For many investors, building a portfolio to $1 million has long been a major benchmark. However, it should be noted that this is no easy feat to do. It requires many years of prudent stock picking, consistent investing, and time to allow those investments to grow. In addition, by investing in a Tax-Free Savings Account (TFSA), investors could help accelerate their way to that $1 million portfolio. In this article, I’ll discuss two great TSX stocks that could help you get there.
This blue-chip stock could be a major winner moving forward
Constellation Software (TSX:CSU) is a blue-chip stock through and through. This company is listed on the TSX 60 as one of Canada’s leading companies in an important industry. In addition, it’s one of the largest tech conglomerates in the country, with a market cap of nearly $60 billion. However, despite its large size, Constellation Software continues to grow at a fast pace. I attribute that consistent growth to its adaptability, which I’ll discuss further in a little bit.
First, an overview of the company. As mentioned previously, Constellation Software is a tech conglomerate. It’s become sort of a legendary company for acquiring vertical market software (VMS) businesses and helping those acquisitions turn into exceptional business units. In fact, its business model has been so successful that the company has had to become wary of copycat businesses.

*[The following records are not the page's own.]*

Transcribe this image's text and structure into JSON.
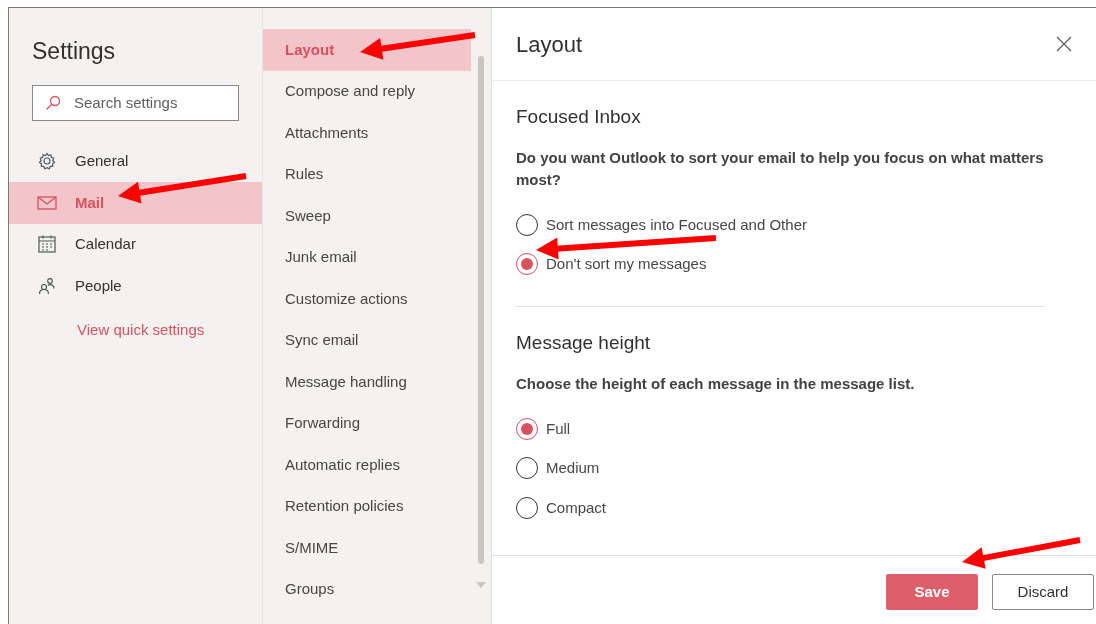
{
  "settings": {
    "title": "Settings",
    "search": {
      "placeholder": "Search settings"
    },
    "categories": [
      {
        "label": "General",
        "kind": "general",
        "selected": false
      },
      {
        "label": "Mail",
        "kind": "mail",
        "selected": true
      },
      {
        "label": "Calendar",
        "kind": "calendar",
        "selected": false
      },
      {
        "label": "People",
        "kind": "people",
        "selected": false
      }
    ],
    "quick_link": "View quick settings"
  },
  "subcategories": [
    {
      "label": "Layout",
      "selected": true
    },
    {
      "label": "Compose and reply",
      "selected": false
    },
    {
      "label": "Attachments",
      "selected": false
    },
    {
      "label": "Rules",
      "selected": false
    },
    {
      "label": "Sweep",
      "selected": false
    },
    {
      "label": "Junk email",
      "selected": false
    },
    {
      "label": "Customize actions",
      "selected": false
    },
    {
      "label": "Sync email",
      "selected": false
    },
    {
      "label": "Message handling",
      "selected": false
    },
    {
      "label": "Forwarding",
      "selected": false
    },
    {
      "label": "Automatic replies",
      "selected": false
    },
    {
      "label": "Retention policies",
      "selected": false
    },
    {
      "label": "S/MIME",
      "selected": false
    },
    {
      "label": "Groups",
      "selected": false
    }
  ],
  "panel": {
    "title": "Layout",
    "sections": [
      {
        "heading": "Focused Inbox",
        "question": "Do you want Outlook to sort your email to help you focus on what matters most?",
        "options": [
          {
            "label": "Sort messages into Focused and Other",
            "selected": false
          },
          {
            "label": "Don't sort my messages",
            "selected": true
          }
        ]
      },
      {
        "heading": "Message height",
        "question": "Choose the height of each message in the message list.",
        "options": [
          {
            "label": "Full",
            "selected": true
          },
          {
            "label": "Medium",
            "selected": false
          },
          {
            "label": "Compact",
            "selected": false
          }
        ]
      }
    ]
  },
  "footer": {
    "buttons": [
      {
        "label": "Save",
        "kind": "primary"
      },
      {
        "label": "Discard",
        "kind": "secondary"
      }
    ]
  }
}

For much of its history, Constellation Software has focused on small- and medium-sized VMS businesses for acquisition. However, the company recognizes that further and continued growth will require that it change its business model slightly. Therefore, in 2021, Constellation Software’s founder and president, Mark Leonard, announced that the company would finally begin targeting large VMS businesses for acquisition.
The most recent acquisition that I believe investors should note is the WideOrbit transaction, which resulted in Constellation Software spinning off its subsidiary Lumine Group. Acquisitions such as this demonstrate Constellation Software’s adaptability and give me confidence that this massive stock market winner can continue to build on its all-time gain of more than 15,000%.
I’m still very bullish on this stock
Many investors are seemingly done with Shopify (TSX:SHOP), because of the rough year it had in 2022. This was largely due to the company laying off more than 10% of its staff. To make matters worse, Shopify announced in May that it would once again be undergoing a major layoff, this time cutting 20% of its workforce.
However, despite those struggles, it’s clear that Shopify remains one of the largest players in the rapidly growing e-commerce industry. With over a million merchants using its platform, Shopify has a very firm grasp of that global industry, helping merchants of all sizes operate online stores.
In the second quarter (Q2) of 2023, Shopify reported its revenue had increased to US$1.7 billion. That represents a 31% year-over-year increase in that metric. In addition, its gross profit grew to US$835 million, indicating a 27% year-over-year rise in that metric. It’s clear that Shopify’s business continues to grow and operate at a high level, despite the struggles that may appear on the surface. I believe this is a stock that all growth-minded investors should consider holding in their TFSA today.